The 2015 data in this report does not fully capture the effects of the expansion of Medicaid because it was not in effect for the entire year. Enrollment ramped up in the first six months of 2015, and Pennsylvania will not have a full picture of the expansion’s impact until next year.
Even with the accelerated decline in uninsured children, the report shows that Pennsylvania has continued room for improvement. Only six states have more uninsured children than Pennsylvania, which means that more than 100,000 kids in the commonwealth lack basic health coverage. Pennsylvania also dropped in overall rankings of percentage of uninsured children – from 17th best in 2013 to 24th best in 2015.

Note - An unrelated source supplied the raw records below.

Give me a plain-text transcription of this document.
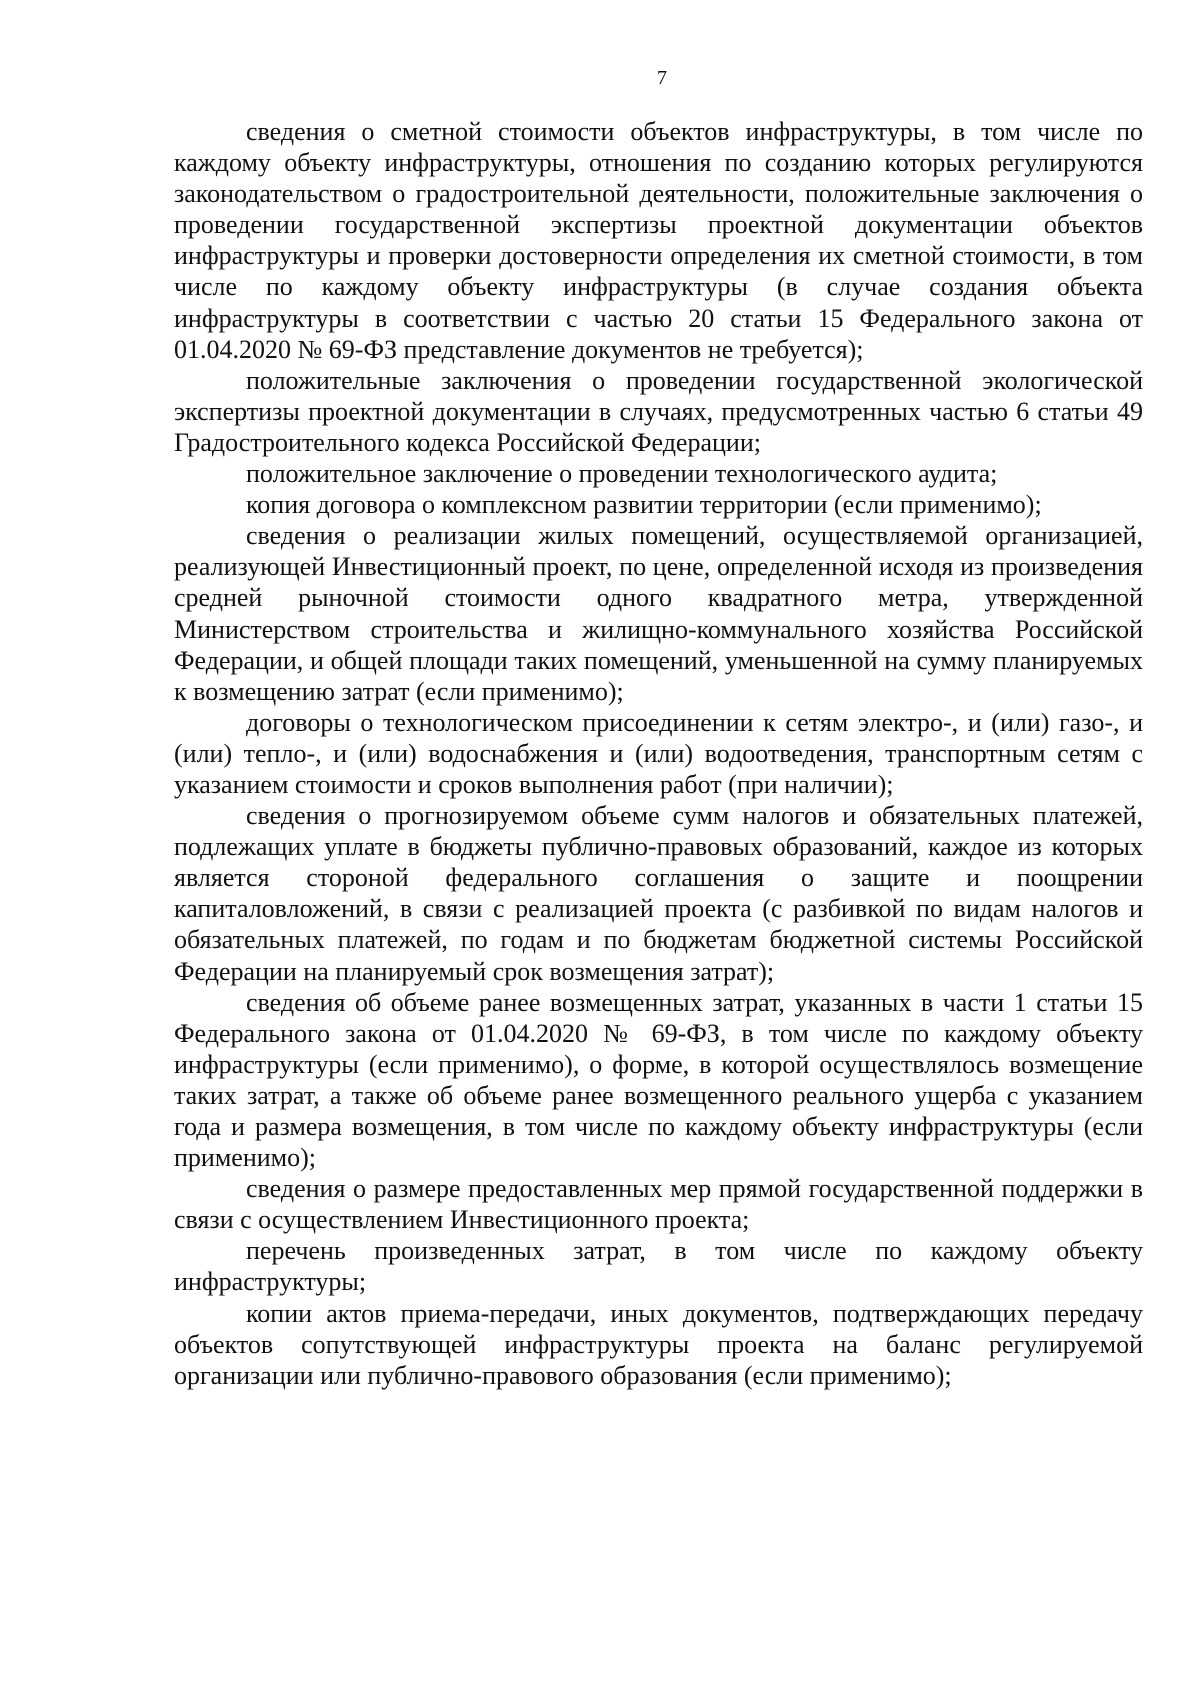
7

сведения о сметной стоимости объектов инфраструктуры, в том числе по каждому объекту инфраструктуры, отношения по созданию которых регулируются законодательством о градостроительной деятельности, положительные заключения о проведении государственной экспертизы проектной документации объектов инфраструктуры и проверки достоверности определения их сметной стоимости, в том числе по каждому объекту инфраструктуры (в случае создания объекта инфраструктуры в соответствии с частью 20 статьи 15 Федерального закона от 01.04.2020 № 69-ФЗ представление документов не требуется);

положительные заключения о проведении государственной экологической экспертизы проектной документации в случаях, предусмотренных частью 6 статьи 49 Градостроительного кодекса Российской Федерации;

положительное заключение о проведении технологического аудита;

копия договора о комплексном развитии территории (если применимо);

сведения о реализации жилых помещений, осуществляемой организацией, реализующей Инвестиционный проект, по цене, определенной исходя из произведения средней рыночной стоимости одного квадратного метра, утвержденной Министерством строительства и жилищно-коммунального хозяйства Российской Федерации, и общей площади таких помещений, уменьшенной на сумму планируемых к возмещению затрат (если применимо);

договоры о технологическом присоединении к сетям электро-, и (или) газо-, и (или) тепло-, и (или) водоснабжения и (или) водоотведения, транспортным сетям с указанием стоимости и сроков выполнения работ (при наличии);

сведения о прогнозируемом объеме сумм налогов и обязательных платежей, подлежащих уплате в бюджеты публично-правовых образований, каждое из которых является стороной федерального соглашения о защите и поощрении капиталовложений, в связи с реализацией проекта (с разбивкой по видам налогов и обязательных платежей, по годам и по бюджетам бюджетной системы Российской Федерации на планируемый срок возмещения затрат);

сведения об объеме ранее возмещенных затрат, указанных в части 1 статьи 15 Федерального закона от 01.04.2020 № 69-ФЗ, в том числе по каждому объекту инфраструктуры (если применимо), о форме, в которой осуществлялось возмещение таких затрат, а также об объеме ранее возмещенного реального ущерба с указанием года и размера возмещения, в том числе по каждому объекту инфраструктуры (если применимо);

сведения о размере предоставленных мер прямой государственной поддержки в связи с осуществлением Инвестиционного проекта;

перечень произведенных затрат, в том числе по каждому объекту инфраструктуры;

копии актов приема-передачи, иных документов, подтверждающих передачу объектов сопутствующей инфраструктуры проекта на баланс регулируемой организации или публично-правового образования (если применимо);
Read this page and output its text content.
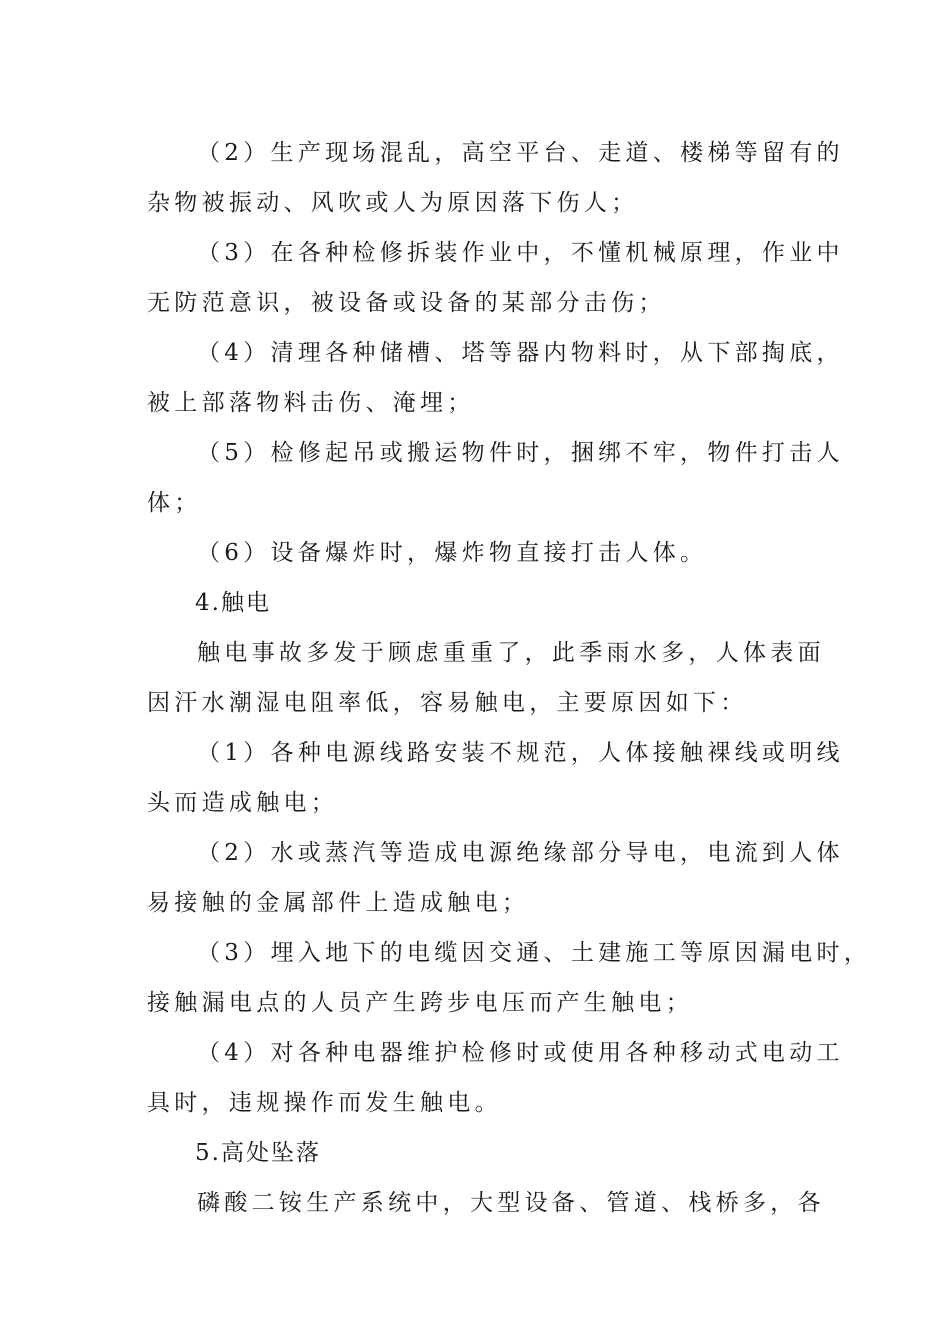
（2）生产现场混乱，高空平台、走道、楼梯等留有的
杂物被振动、风吹或人为原因落下伤人；
（3）在各种检修拆装作业中，不懂机械原理，作业中
无防范意识，被设备或设备的某部分击伤；
（4）清理各种储槽、塔等器内物料时，从下部掏底，
被上部落物料击伤、淹埋；
（5）检修起吊或搬运物件时，捆绑不牢，物件打击人
体；
（6）设备爆炸时，爆炸物直接打击人体。
4.触电
触电事故多发于顾虑重重了，此季雨水多，人体表面
因汗水潮湿电阻率低，容易触电，主要原因如下：
（1）各种电源线路安装不规范，人体接触裸线或明线
头而造成触电；
（2）水或蒸汽等造成电源绝缘部分导电，电流到人体
易接触的金属部件上造成触电；
（3）埋入地下的电缆因交通、土建施工等原因漏电时，
接触漏电点的人员产生跨步电压而产生触电；
（4）对各种电器维护检修时或使用各种移动式电动工
具时，违规操作而发生触电。
5.高处坠落
磷酸二铵生产系统中，大型设备、管道、栈桥多，各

Pennsylvania also has the highest rate of uninsured children of all of its neighboring states except for Ohio. The report includes data from West Virginia (2.8 percent uninsured), Maryland (3.9 percent uninsured), New Jersey (3.7 percent uninsured), New York (2.5 percent uninsured) and Ohio (4.4 percent uninsured).
Quality health coverage is essential because every child can succeed when given the chance. When it comes to setting up a child for reaching his or her potential, few things matter more than good health. When children’s health needs are met, they are better able to learn in school and parents miss fewer days of work.